India’s economy exhibited resilience, and recovered to some extent in the next quarter, with GDP growth accelerating to 6.3%. We’re probably going to end the year with 6.7% growth. That’s something to cheer about.
Bank of America Merrill Lynch has projected India’s GDP growth at 6.5% for 2017-2018, at 7.2% in 2018-2019 and at 7.6% in 2019-2020.
Moody’s is more optimistic than the UN about the Indian economy’s prospects. The US-based credit rating agency indicated that it expects India’s GDP growth to accelerate to ~8% over the next three to four years, projecting economic growth at 7.5% for 2017-2018 and at 7.7% in 2018-2019.

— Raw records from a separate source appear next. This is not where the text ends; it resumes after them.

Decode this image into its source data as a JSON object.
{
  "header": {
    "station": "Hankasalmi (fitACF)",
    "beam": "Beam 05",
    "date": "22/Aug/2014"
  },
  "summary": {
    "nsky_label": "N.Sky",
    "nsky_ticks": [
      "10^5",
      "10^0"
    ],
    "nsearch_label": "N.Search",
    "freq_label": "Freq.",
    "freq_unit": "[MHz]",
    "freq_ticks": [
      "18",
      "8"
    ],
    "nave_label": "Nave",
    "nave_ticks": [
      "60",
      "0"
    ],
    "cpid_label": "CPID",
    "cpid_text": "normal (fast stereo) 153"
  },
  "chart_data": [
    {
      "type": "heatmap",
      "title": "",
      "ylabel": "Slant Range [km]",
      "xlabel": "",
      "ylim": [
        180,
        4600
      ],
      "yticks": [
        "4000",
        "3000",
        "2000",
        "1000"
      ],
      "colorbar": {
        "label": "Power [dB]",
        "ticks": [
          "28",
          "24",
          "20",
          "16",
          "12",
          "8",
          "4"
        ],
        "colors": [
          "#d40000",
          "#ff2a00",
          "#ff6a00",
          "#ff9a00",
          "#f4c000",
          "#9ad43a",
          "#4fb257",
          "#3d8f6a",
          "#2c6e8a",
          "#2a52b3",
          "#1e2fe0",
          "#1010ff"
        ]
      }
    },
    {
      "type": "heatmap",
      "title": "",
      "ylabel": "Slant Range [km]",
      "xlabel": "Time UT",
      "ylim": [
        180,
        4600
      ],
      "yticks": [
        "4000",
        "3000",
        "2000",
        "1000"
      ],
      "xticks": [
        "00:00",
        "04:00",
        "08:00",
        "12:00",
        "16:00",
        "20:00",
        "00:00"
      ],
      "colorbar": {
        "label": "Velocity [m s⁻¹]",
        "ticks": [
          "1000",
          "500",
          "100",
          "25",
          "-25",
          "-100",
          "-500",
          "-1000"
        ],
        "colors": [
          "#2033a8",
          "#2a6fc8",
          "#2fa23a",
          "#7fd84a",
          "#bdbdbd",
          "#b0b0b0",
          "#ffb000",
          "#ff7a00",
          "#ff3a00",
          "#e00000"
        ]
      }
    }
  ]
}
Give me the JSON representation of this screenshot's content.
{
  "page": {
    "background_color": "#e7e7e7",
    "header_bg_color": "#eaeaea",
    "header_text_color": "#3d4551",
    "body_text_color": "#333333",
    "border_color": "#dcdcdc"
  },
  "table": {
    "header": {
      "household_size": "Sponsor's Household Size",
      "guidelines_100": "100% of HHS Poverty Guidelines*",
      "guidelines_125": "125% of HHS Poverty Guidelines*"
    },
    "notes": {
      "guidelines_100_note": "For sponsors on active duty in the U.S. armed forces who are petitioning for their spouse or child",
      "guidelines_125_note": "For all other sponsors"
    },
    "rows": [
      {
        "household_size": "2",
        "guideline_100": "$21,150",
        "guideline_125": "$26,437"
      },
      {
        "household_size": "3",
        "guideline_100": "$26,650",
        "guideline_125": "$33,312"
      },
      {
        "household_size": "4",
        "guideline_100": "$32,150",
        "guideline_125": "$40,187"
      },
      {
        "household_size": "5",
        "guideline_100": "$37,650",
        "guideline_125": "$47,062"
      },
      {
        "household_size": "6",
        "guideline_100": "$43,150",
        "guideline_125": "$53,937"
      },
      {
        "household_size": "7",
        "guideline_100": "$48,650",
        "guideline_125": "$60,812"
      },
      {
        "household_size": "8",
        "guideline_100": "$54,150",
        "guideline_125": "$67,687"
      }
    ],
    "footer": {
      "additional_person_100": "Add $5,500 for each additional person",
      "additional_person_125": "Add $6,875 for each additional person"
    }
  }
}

Earlier in November, Moody’s upgraded India’s credit rating to Baa2 from Baa3, noting that continued progress on economic and institutional reforms will boost the country’s growth potential over time.
Morgan Stanley has also released its forecasts for India, with GDP growth projected at 6.4% for 2017, 7.5% for 2018 and 7.7% for 2019. The global financial services firm commented that corporate returns were improving, and that the financial system was strengthening and should meet credit demand.
So, What’s Holding Us Back?
We cannot have enormous amounts of non-performing assets on the balance sheets of various banks and still dream of growing rapidly. These will make it tougher to generate credit for businesses, which is a prerequisite for strong growth.
Growth can be driven by consumption, but only for a short span. Growth has to be driven by flourishing businesses.
The structural reforms being undertaking would prove to be positive over time, but access to credit needs to become a focus, as private investment is key for India’s growth.
Did you know that India’s fixed capital formation as a share of GDP has declined from 40% in 2010 to 30% in 2017? This decline has been felt nationwide, and is not restricted to a particular region. It is a major cause for concern. Focus needs to be on ensuring businesses have easy access to credit and that the cost of borrowing remains low.
These reforms plus moving India to top 10 from top 100 in ease of doing business are needed to make India grow at a pace which can create employment and fulfill Modi’s vision of Make in India.